9. İş arama iznini düzenleyen Kanun’un 96. maddesine göre ise ceza infaz kurumlarında hükümlülük sürelerinin en az altı ayını kesintisiz geçirmiş ve koşullu salıverilmelerine bir ay kalmış hükümlülere olağan yaşantılarına döndüklerinde uyum sorunu ile karşılaşmamaları ve iş bulma olanakları sağlanmak üzere kurumun en üst amirinin önerisi ve Cumhuriyet Başsavcılığının onayı ile çalışma günleri içinde sekiz saate kadar izin verilebilecektir.

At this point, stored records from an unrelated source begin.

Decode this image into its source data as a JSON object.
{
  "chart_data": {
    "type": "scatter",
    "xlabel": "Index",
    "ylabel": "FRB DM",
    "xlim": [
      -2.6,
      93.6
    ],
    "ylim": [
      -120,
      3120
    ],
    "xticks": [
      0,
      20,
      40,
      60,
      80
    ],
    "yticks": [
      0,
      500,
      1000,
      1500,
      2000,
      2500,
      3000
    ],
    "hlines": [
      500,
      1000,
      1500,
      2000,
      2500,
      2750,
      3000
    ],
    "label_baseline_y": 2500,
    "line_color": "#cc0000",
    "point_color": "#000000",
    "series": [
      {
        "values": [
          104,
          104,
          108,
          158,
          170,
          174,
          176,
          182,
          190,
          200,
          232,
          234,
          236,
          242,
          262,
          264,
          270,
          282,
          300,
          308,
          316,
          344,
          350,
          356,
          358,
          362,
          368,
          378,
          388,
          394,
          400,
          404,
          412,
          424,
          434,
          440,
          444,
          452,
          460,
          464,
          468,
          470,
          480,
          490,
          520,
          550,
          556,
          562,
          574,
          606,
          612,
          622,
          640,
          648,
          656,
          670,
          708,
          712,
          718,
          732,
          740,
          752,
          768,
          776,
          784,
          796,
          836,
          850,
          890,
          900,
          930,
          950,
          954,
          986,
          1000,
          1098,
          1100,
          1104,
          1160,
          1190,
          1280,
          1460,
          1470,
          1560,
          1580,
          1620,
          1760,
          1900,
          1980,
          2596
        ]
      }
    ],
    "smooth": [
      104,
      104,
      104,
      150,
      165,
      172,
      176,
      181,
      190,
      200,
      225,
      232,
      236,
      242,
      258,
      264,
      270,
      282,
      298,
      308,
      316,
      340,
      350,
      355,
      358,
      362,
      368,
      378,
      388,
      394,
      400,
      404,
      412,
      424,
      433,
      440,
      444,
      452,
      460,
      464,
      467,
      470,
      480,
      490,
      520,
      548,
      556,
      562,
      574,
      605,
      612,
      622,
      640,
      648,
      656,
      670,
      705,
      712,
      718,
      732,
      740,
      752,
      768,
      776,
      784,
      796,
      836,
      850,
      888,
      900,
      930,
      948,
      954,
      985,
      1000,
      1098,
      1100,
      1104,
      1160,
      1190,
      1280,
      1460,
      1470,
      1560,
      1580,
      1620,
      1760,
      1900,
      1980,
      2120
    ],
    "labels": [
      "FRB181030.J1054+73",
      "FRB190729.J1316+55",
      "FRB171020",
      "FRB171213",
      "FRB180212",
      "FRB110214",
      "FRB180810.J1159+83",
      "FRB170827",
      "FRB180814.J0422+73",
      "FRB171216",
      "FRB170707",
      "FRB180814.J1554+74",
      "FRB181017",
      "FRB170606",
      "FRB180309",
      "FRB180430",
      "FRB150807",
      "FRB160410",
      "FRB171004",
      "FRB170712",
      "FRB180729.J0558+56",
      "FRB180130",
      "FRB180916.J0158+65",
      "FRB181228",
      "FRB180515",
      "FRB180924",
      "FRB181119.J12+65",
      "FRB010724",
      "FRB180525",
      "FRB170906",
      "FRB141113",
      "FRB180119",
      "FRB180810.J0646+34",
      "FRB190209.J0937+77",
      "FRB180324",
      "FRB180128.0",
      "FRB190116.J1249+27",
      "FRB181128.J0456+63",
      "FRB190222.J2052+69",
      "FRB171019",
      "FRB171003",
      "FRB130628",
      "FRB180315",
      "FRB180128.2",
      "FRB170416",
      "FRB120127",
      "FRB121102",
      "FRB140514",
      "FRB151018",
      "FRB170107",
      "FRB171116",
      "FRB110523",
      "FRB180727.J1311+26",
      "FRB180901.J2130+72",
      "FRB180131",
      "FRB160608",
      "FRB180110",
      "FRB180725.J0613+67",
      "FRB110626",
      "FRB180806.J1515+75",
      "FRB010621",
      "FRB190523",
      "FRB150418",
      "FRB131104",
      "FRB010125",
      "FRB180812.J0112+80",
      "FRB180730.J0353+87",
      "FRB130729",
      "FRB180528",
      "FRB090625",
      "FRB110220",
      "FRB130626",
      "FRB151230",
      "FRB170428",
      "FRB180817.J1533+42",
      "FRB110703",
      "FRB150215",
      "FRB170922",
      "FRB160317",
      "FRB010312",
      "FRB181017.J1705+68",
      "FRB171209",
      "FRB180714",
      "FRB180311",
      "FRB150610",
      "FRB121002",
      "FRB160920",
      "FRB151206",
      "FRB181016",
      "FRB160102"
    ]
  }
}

10. Kanun’un 44. maddesinin (3) numaralı fıkrasının (ı) bendinde “firar etmek” eylemi, on bir günden yirmi güne kadar hücreye koyma cezası gerektiren bir eylem olarak belirlenmiştir.
11. 5237 sayılı Türk Ceza Kanunu’nun hükümlü ve tutuklunun kaçması suçunu düzenleyen 292. maddesinde ise tutukevinden, ceza infaz kurumundan veya gözetimi altında bulunduğu görevlilerin elinden kaçan tutuklu veya hükümlü hakkında altı aydan bir yıla kadar hapis cezası öngörülmektedir.
12. Kanun’un 97. maddesinin (1) numaralı fıkrasında yer alan izinden dönmeyen veya iki günden fazla bir süre geçtikten sonra dönen hükümlüler hakkında 5237 sayılı Kanun’un 292. ve izleyen maddelerinde yazılı ceza yaptırımı yanı sıra 5275 sayılı Kanun’un 44. maddesinin (3) numaralı fıkrasında on bir günden yirmi güne kadar hücre cezası öngörülmek suretiyle söz konusu eylem hem suç hem de disiplin cezası olarak yaptırıma bağlanmıştır.
13. İtiraz konusu kural ise izinli iken firar eden hükümlüye bir daha izin verilmeyeceğini hüküm altına almaktadır. Kural uyarınca açık veya kapalı ceza infaz kurumunda olup da izinli iken firar eden hükümlülere bir daha izin verilmeyecektir.
B. İtirazın Gerekçesi
14. Başvuru kararında özetle, izinli iken firar eden hükümlülerin bir daha izin hakkından faydalanamamalarına rağmen açık ceza infaz kurumunda hükümlü olanların izinli olmaksızın örgün eğitime gidip gelirken veya açıktan açığa nakil sırasında firar etmeleri hâlinde daha sonra izin hakkından yararlanabilmelerinin mümkün olduğu, bu durumun ise eşitlik ilkesiyle bağdaşmadığı belirtilerek kuralın Anayasa’nın 10. maddesine aykırı olduğu ileri sürülmüştür.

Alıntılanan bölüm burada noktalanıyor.